Applying a multifactor test from a 1986 Supreme Court ruling, the panel said that Black voters “have less opportunity than other Alabamians to elect candidates of their choice to Congress.” The panel included two judges appointed by former President Donald Trump.
In his appeal, Alabama Attorney General Steve Marshall said the state based the new map on the previous district lines. Making a far-reaching argument that could strip the Voting Rights Act of much of its force in redistricting, he told the justices the measure can’t constitutionally require “racial preferences” when lawmakers are drawing maps.
“Congress cannot enforce a prohibition on discrimination by mandating discrimination,” he argued in court papers.
Marshall, a Republican who declined to be interviewed in advance of the argument, contends that any effort to draw a second Black district would requiring linking voters in Mobile County, in the southwest corner of the state, with people on the eastern edge of the state, more than 250 miles (402 kilometers) away.
“The notion that somehow being fair requires drawing these bizarre shapes just to hit certain racial targets is what I think the Supreme Court’s going have a hard time with,” said Jason Torchinsky, who filed a brief for the National Republican Redistricting Trust.

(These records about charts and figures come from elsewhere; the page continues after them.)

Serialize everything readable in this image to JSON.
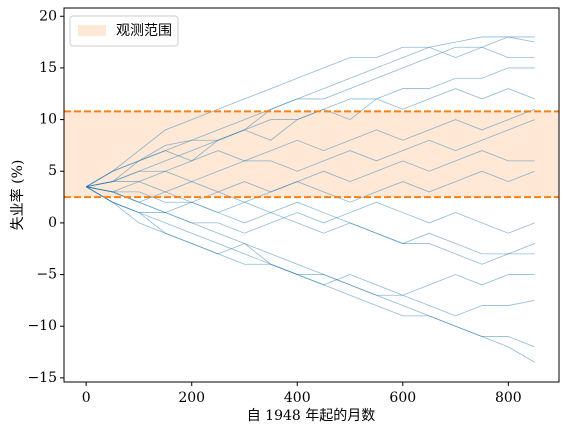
{
  "chart_data": {
    "type": "line",
    "xlabel": "自 1948 年起的月数",
    "ylabel": "失业率 (%)",
    "x": [
      0,
      50,
      100,
      150,
      200,
      250,
      300,
      350,
      400,
      450,
      500,
      550,
      600,
      650,
      700,
      750,
      800,
      850
    ],
    "color": "#1f77b4",
    "series": [
      {
        "values": [
          3.5,
          5,
          6,
          7.5,
          8,
          9,
          10,
          11,
          12,
          13,
          14,
          15,
          16,
          17,
          17.5,
          18,
          18,
          18
        ]
      },
      {
        "values": [
          3.5,
          4,
          5,
          6,
          7,
          8,
          9,
          11,
          12,
          12,
          13,
          14,
          15,
          16,
          17,
          17,
          18,
          17.5
        ]
      },
      {
        "values": [
          3.5,
          3,
          2,
          1,
          0,
          -1,
          -2,
          -3,
          -4,
          -5,
          -6,
          -7,
          -8,
          -9,
          -10,
          -11,
          -12,
          -13.5
        ]
      },
      {
        "values": [
          3.5,
          2,
          1,
          0,
          -1,
          -2,
          -3,
          -4,
          -5,
          -5,
          -6,
          -7,
          -7,
          -8,
          -9,
          -8,
          -8,
          -7.5
        ]
      },
      {
        "values": [
          3.5,
          4,
          4,
          5,
          4,
          5,
          6,
          6,
          5,
          6,
          7,
          6,
          7,
          8,
          7,
          8,
          9,
          10
        ]
      },
      {
        "values": [
          3.5,
          3,
          3,
          2,
          2,
          1,
          0,
          1,
          0,
          -1,
          0,
          -1,
          -2,
          -1,
          -2,
          -3,
          -3,
          -3
        ]
      },
      {
        "values": [
          3.5,
          5,
          6,
          7,
          8,
          8,
          9,
          10,
          10,
          11,
          12,
          12,
          13,
          13,
          14,
          14,
          15,
          15
        ]
      },
      {
        "values": [
          3.5,
          3,
          4,
          3,
          4,
          3,
          4,
          3,
          4,
          3,
          2,
          3,
          4,
          3,
          4,
          5,
          4,
          5
        ]
      },
      {
        "values": [
          3.5,
          2,
          0,
          -1,
          -2,
          -3,
          -4,
          -4,
          -5,
          -6,
          -5,
          -6,
          -7,
          -6,
          -5,
          -6,
          -5,
          -5
        ]
      },
      {
        "values": [
          3.5,
          4,
          6,
          7,
          6,
          8,
          9,
          8,
          10,
          11,
          10,
          12,
          11,
          12,
          13,
          12,
          13,
          12
        ]
      },
      {
        "values": [
          3.5,
          2,
          1,
          1,
          0,
          0,
          -1,
          0,
          1,
          0,
          1,
          2,
          1,
          0,
          1,
          0,
          -1,
          0
        ]
      },
      {
        "values": [
          3.5,
          4,
          5,
          5,
          6,
          7,
          6,
          7,
          8,
          7,
          8,
          9,
          8,
          9,
          10,
          9,
          10,
          11
        ]
      },
      {
        "values": [
          3.5,
          3,
          2,
          3,
          2,
          3,
          2,
          1,
          2,
          1,
          0,
          -1,
          -2,
          -2,
          -3,
          -4,
          -3,
          -2
        ]
      },
      {
        "values": [
          3.5,
          5,
          7,
          9,
          10,
          11,
          12,
          13,
          14,
          15,
          16,
          16,
          17,
          17,
          16,
          17,
          16,
          16
        ]
      },
      {
        "values": [
          3.5,
          3,
          2,
          1,
          2,
          1,
          2,
          3,
          4,
          5,
          4,
          5,
          6,
          5,
          6,
          7,
          6,
          6
        ]
      },
      {
        "values": [
          3.5,
          2,
          1,
          -1,
          -2,
          -3,
          -2,
          -4,
          -5,
          -6,
          -7,
          -8,
          -9,
          -9,
          -10,
          -11,
          -11,
          -12
        ]
      }
    ],
    "observed_range": {
      "name": "观测范围",
      "values": [
        2.5,
        10.8
      ],
      "fill": "#ffe8d6",
      "line_color": "#ff7f0e"
    },
    "legend": "upper left",
    "xlim": [
      -42,
      896
    ],
    "xticks": [
      0,
      200,
      400,
      600,
      800
    ],
    "ylim": [
      -15.4,
      20.8
    ],
    "yticks": [
      {
        "value": -15,
        "label": "−15"
      },
      {
        "value": -10,
        "label": "−10"
      },
      {
        "value": -5,
        "label": "−5"
      },
      0,
      5,
      10,
      15,
      20
    ]
  }
}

But Evan Milligan, another plaintiff in the case, says putting predominantly Black communities in the same district makes sense given their shared history and policy interests. On a drive through the outskirts of his hometown of Montgomery, in a heavily Black neighborhood that lies in Republican Representative Barry Moore’s 2nd District, Milligan pointed out abandoned vehicles and ramshackle “shotgun” houses he said reminded him of rural Alabama.
“I could take you to Hale County, Perry County, Macon County, any of the rural Black Belt communities we would see things that are very similar, and the same in Mobile,” Milligan said. He cited diabetes, maternal mortality and entrepreneurial support as key issues for all those areas.
The challengers say they offered more geographically compact maps than the Republican-drawn lines, including configurations that bring the rest of Montgomery and the Black Belt into majority-Black districts.
The current lines now snake through Montgomery, carving up the majority-Black city so that two-thirds of it is represented by Moore, and split the Black Belt into four districts. The effect is to dilute Black voters’ strength, putting more than necessary to elect Sewell in the 7th District while ensuring Black candidates don’t have a chance in other districts, the challengers say.
Their arguments might have already succeeded were it not for one other piece of Alabama history: a 2013 Supreme Court ruling. Using an Alabama case, the court nullified Voting Rights Act provisions that required states with a deep history of discrimination to get preclearance by either the Justice Department or a federal court before issuing new maps or changing other voting rules.
The latest case is a “direct descendant” of the 2013 ruling, said Janai Nelson, president of the NAACP Legal Defense Fund, which represents Stone and Milligan.
“This is the first election cycle in which we no longer have the protection of preclearance,” Nelson said. “There’s no way that this plan with the disproportionate suppression of black political power that it has would have been able to survive preclearance.”
The case is Merrill v. Milligan, 21-1086.